Kur’an’ın muhatabı olan bizlerin de günün şartları içinde hangi peygamberin siyasi yöntemi daha elverişli ise Müslümanların onu taakkül ederek siyasete talip olmaları mümkündür. Hatta bir İslami yapı, kendi içinde bir yönden inkılabı, bir yönden de maslahatı barındırabilir. Bu konuda cesur olmak mecburiyetindeyiz. Evrensel ilkeleri olan İslami çalışmaları bir tek noktaya sıkıştırıp dondurmak bir körlüktür. Bu yöntem farklılıklarını tarihselciliğin dayattığı miyop körlüğünden uzak tutup, ülkeden ülkeye hatta bölgeden bölgeye de değişebildiğinin bilinmesi gerekir.

Dünya dini olan İslam’ın falan veya filan siyer ve hareket kitabına hapsedilemeyecek evrensel bir din olduğunu cesurca haykırmak gerekir. Yukardaki yöntemlerden birine ümmeti kilitlemek basiretsizlik olduğu gibi, Tevhidi yönetimin evrensel ilkelerine de aykırıdır. Çünkü, İslam tüm dünyada yaşanabilir evrensel bir dindir. Dünyanın tümünde şartlar bir olmayabilir.

Yeryüzünde hak ve batılın çatışması, bir sistem çatışmasıdır.
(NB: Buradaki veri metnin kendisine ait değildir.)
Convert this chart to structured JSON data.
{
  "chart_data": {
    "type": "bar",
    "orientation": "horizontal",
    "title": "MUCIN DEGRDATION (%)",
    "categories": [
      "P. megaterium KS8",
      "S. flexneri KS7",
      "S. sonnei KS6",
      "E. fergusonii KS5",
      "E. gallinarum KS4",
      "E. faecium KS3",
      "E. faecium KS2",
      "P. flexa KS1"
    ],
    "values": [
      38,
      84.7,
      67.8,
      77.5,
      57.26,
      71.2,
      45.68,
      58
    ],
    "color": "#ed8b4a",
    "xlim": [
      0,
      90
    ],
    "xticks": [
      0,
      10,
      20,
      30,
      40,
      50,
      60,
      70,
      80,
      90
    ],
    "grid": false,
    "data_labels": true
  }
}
Konuyu ayet üzerinden anlamaya devam edelim. Enfal/193’te “fitne bitene kadar” olan bölüme dikkatle bakan herkes bu manayı görebilir. Dinimizce mücadele, fitnenin bitimine kadardır. Ötesine geçmek yasaktır.

Tevhid prensibinde dünya, yönetim birliğinin esaslarını bulmuştur. Kur’an’ın şart koştuğu İslami hükümet şekli olarak, bu esasın beşer soyunun zihni ve hissi yaşam pratiğinde en mükemmelidir.

Tevhidin akide kısmı sadece Müminleri ilgilendirir. Ve bu yönüyle Tevhidi yönetim vahiy merkezlidir. Tevhidin toplum boyutu ise, insan merkezlidir. Bütün insanların saadetini ister. Yani, insanın mezhebi, meşrebi, kavmi ve memleketi, etnik ve kültürü, hatta dini dahi ne olursa olsun genel manada her insan, insan olarak inancı, aklı, malı, canı ve nesli emniyet altındadır.

Bu ütopik bir faraziye değil, ilk Medine İslam devletinde Peygamberimizin (sav) devlet başkanlığında yaşanmış bir hakikattir. Tevhidi toplum bu manada insan merkezlidir. Bu da İslam’ın adaleti, şefkati, merhameti, liyakati, ehliyeti, dürüst ve sadakatinden insanlar eşit mesafede istifade ederler. Bu yönüyle Kur’an tüm insanların mükerrem(İsra/70) olduğunu beyan eder. Yönetimde Temel prensiplerin belirleyicisi inanç ve fikir özgürlüğüdür. Öyle ki bu özgürlüğe Yüce Allah’ın varlık ve birliğine inanmama serbestliği de dahildir. Bu bağlamda dinde zorlama yoktur (Bakara/256). İslam’ın öğretileri olan Kur’an ve sünnet bununla doludur. Bunun müşekkel hali Asr-ı Saadette Medine’de Peygamberimizin devlet başkanlığında kurulan ilk İslam devletidir. 

İslami toplum yapısı içinde yeryüzünün en büyük ailesi insanlık ailesidir. Bu ailede, fitneci ve zalim olandan başkasına karşı düşmanlık yapıp savaşılamaz. “ولا عدوان الا علي الظالمين” Düşmanlık sadece zalime yapılır. 

Tevhidin akide ve toplum yönetim boyutlarını kısaca bu manada anlamaya çalıştık.